Trouble Maker
26 Capítulo 25 – O ódio
Notas iniciais
Capítulo 25 – O ódio
Sabe aquela pessoa que você deseja nunca de encontrar na sua vida novamente, e por um deslize do destino a encontra novamente? Você deseja que isso seja apenas um pesadelo, basta acordar para acabar. É esse o sentimento que Gin sentia naquele momento.
Byakuya Kuchiki.
Estava ali em pé, na sua sala. O pior era o seu superior, a raiva consumiu por dentro.
Era o nome do seu pesadelo real. Conhecia dos tempos do colegial, estudaram juntos até na faculdade. Os alunos mais prodígios do colégio com as melhores notas. A única diferença dos dois era: Byakuya, o garoto de família rica de prestigio e Gin, o garoto bolsista.
Isso o Gin nunca o invejou, os seus resultados vinham do seu esforço, do seu mérito e não pelo nome da família. As disputas dos dois não eram somente nas notas, eram em tudo, inclusive esportivas. Jogarem juntos somente quando eram convocados para time principal do colégio.
Byakuya a inveja apenas uma coisa. Aliás, não podemos trata-la como um objeto seria um desrespeito. A bela loira de olhos de safira. Nunca conseguiu a conquista-la, suas posses e o nome não a ajuda-lo. Isso só fez a raiva pelo platinado crescer ainda mais. “Como aquela mulher pode interessar por um homem como Ichimaru?” era sua eterna pergunta.
_ Olá Gin Ichimaru, — falou o homem com uma voz firme e olhando atentamente ao seu subordinado.
_ Merda. – foi a única palavra que pronunciara, o seu pesadelo só estava começando.
_ Creio que esse modo não é indicado para falar com os superiores. – falou o homem de cabelos negros.
_ Com você pouco me importo. – cuspiu o platinado – Afinal que faz por aqui.
_ Sou o novo juiz. – continuou a folhear os documentos – Vi arquivou o caso “Shinigami Negro”.
_ Arquivei sim. – aproximou da mesa, aonde viu a pasta – Não há mais nada que possa a vim acrescentar no caso. Se vier repasso para outro promotor.
_ Quem disse que você vai largar o caso?
_ Largo sim e fodas para você! – cuspiu as palavras.

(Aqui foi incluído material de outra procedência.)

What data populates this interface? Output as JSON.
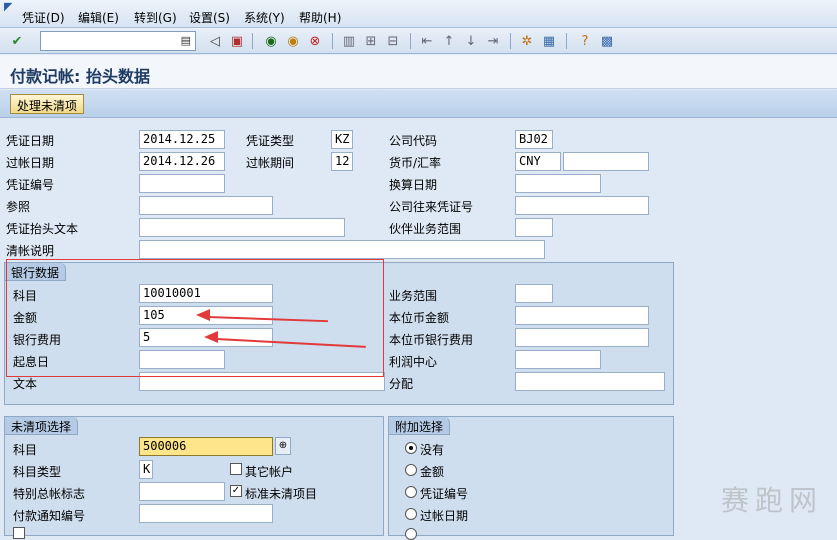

_ Ah sim! – debochou do Gin – Eu faço questão.
_ Sei.
Não queria ficar discutindo com o Byakuya, era tolice. Isso só geraria diversão para o homem. Tudo que ele podia era respirar fundo e engoli aquele sapo. O dia bem que poderia passar rápido.
****
Os dois homens entraram em uma lavanderia. Usavam ternos pretos e seguiam para fundo da loja. Entraram no setor de maquinas continuaram até uma escada que dava acesso ao porão da loja. A cada passo que davam, podiam ouvir gritos agoniados de dor.
_ Ele não está bom humor, Madarame. – concluiu o homem magro.
_ Que dia que está de bom humor? Todo dia tem que espancar um até a morte, Yumichika.
Terminaram descer as escadas, deparam com a cena: o homem alto de cabelos pretos espetados espancando um sujeito, agora no momento não identificado. O seu rosto estava completamente desfigurado e sangue era a cor predominante naquele local.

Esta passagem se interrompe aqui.